Apparently we're not going to have a Fourth of July celebration here this year. We didn't get our act together soon enough and we'd be celebrating with mostly Australians, British and Canadians which seems rather odd to me. I'm sure the British would be good sports, and we would have had a nice party. But I'm having a little trouble mustering up much patriotism and probably won't be able to for a little while longer. I'm sure you can imagine why.
So I'll show you some pictures of the WWI monument here in Leran. This is a small village but look closely and you can see quite a few names of the soldiers who died in France or Belgium from 1914 to 1917. It is an incredible percentage of the population of Leran. There are three war dead named Boulbes and another Boulbes that died in Algeria. Jean Boulbes is our plumber. No doubt he has ancestors carved on that monument. This is not unusual at all, in fact, it is astounding to go into a tiny French village and see the disproportionate number of names on the monuments. Many of them have also listed the names of those who died in WWII or Indochina (VietNam) and some have monuments for the Jews who perished and those who died in "le Resistance".

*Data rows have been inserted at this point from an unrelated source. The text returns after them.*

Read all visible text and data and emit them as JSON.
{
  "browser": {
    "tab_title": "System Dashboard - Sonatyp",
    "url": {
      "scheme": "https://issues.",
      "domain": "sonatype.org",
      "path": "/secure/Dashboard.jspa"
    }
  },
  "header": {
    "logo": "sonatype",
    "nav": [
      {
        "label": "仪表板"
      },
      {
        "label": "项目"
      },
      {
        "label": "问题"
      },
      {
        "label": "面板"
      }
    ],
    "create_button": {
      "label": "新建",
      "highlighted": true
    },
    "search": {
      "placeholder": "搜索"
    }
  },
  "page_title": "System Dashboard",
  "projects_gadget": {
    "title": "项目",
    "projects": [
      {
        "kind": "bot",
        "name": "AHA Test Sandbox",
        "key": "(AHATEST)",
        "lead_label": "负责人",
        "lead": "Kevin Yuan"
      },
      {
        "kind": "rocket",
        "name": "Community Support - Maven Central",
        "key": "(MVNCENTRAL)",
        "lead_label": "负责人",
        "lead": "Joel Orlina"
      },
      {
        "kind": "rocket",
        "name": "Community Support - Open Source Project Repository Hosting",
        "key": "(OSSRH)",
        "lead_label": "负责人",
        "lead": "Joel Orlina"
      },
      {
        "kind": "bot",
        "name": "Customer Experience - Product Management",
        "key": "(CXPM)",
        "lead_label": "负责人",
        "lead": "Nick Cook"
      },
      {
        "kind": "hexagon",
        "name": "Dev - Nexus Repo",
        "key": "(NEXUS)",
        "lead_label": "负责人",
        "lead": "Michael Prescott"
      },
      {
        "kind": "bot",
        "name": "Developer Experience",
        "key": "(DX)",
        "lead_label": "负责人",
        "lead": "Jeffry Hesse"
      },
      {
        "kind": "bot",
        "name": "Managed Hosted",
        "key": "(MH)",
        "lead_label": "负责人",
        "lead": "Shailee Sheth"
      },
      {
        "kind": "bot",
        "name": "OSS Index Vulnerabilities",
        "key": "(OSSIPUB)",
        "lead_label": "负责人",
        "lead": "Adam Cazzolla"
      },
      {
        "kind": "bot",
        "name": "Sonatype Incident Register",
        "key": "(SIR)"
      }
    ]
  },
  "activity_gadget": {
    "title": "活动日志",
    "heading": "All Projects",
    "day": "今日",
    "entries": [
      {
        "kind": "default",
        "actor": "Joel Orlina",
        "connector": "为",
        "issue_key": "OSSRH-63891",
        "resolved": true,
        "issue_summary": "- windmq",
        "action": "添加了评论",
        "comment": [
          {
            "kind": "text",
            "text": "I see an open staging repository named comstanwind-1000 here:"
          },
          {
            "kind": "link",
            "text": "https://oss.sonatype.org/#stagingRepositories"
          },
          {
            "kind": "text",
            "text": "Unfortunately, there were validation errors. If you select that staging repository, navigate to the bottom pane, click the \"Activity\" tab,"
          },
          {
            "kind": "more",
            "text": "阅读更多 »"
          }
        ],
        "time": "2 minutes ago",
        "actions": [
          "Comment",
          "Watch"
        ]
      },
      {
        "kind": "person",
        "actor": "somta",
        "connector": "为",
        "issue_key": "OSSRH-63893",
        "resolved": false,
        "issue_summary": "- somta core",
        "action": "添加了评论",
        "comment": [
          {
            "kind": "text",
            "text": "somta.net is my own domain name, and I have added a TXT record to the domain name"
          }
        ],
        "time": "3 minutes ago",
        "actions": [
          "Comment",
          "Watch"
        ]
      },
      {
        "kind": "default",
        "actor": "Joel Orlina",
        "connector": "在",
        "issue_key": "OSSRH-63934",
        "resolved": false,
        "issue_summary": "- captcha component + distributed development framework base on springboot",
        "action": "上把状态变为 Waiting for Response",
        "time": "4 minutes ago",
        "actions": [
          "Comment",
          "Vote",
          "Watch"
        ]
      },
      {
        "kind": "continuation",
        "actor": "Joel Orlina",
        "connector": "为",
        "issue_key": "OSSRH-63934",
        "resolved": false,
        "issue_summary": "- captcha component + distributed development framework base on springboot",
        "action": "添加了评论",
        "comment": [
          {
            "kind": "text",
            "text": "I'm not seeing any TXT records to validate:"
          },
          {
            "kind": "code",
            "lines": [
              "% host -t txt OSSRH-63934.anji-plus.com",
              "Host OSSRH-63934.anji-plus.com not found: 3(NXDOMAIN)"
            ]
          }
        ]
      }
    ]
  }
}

I've not been in a single French town where I didn't stumble across a similar monument. Paris, Lyon, Toulouse and Montpellier probably have them too. I don't know how many French died in WWI but it took a terrific toll on the young manhood of France, the United Kingdom, Australia, Germany, and to a lesser degree, the United States (I'm a little hazy on the casualties of some of the other combatants in the War to End All Wars). I cannot help thinking each time I see one of these monuments in France, "What a tremendous waste". As I recall, the German offensive stalled somewhere past the French border and became a series of small advances and retreats over almost insignificant patches of land at a horrendous cost of human lives. Generals simply wasted lives and the term "cannon fodder" was not an exaggeration. And I see these monuments and I think I understand a little the French behavior at the beginning of WWII. They were simply not prepared to make another sacrifice like the one made a generation earlier.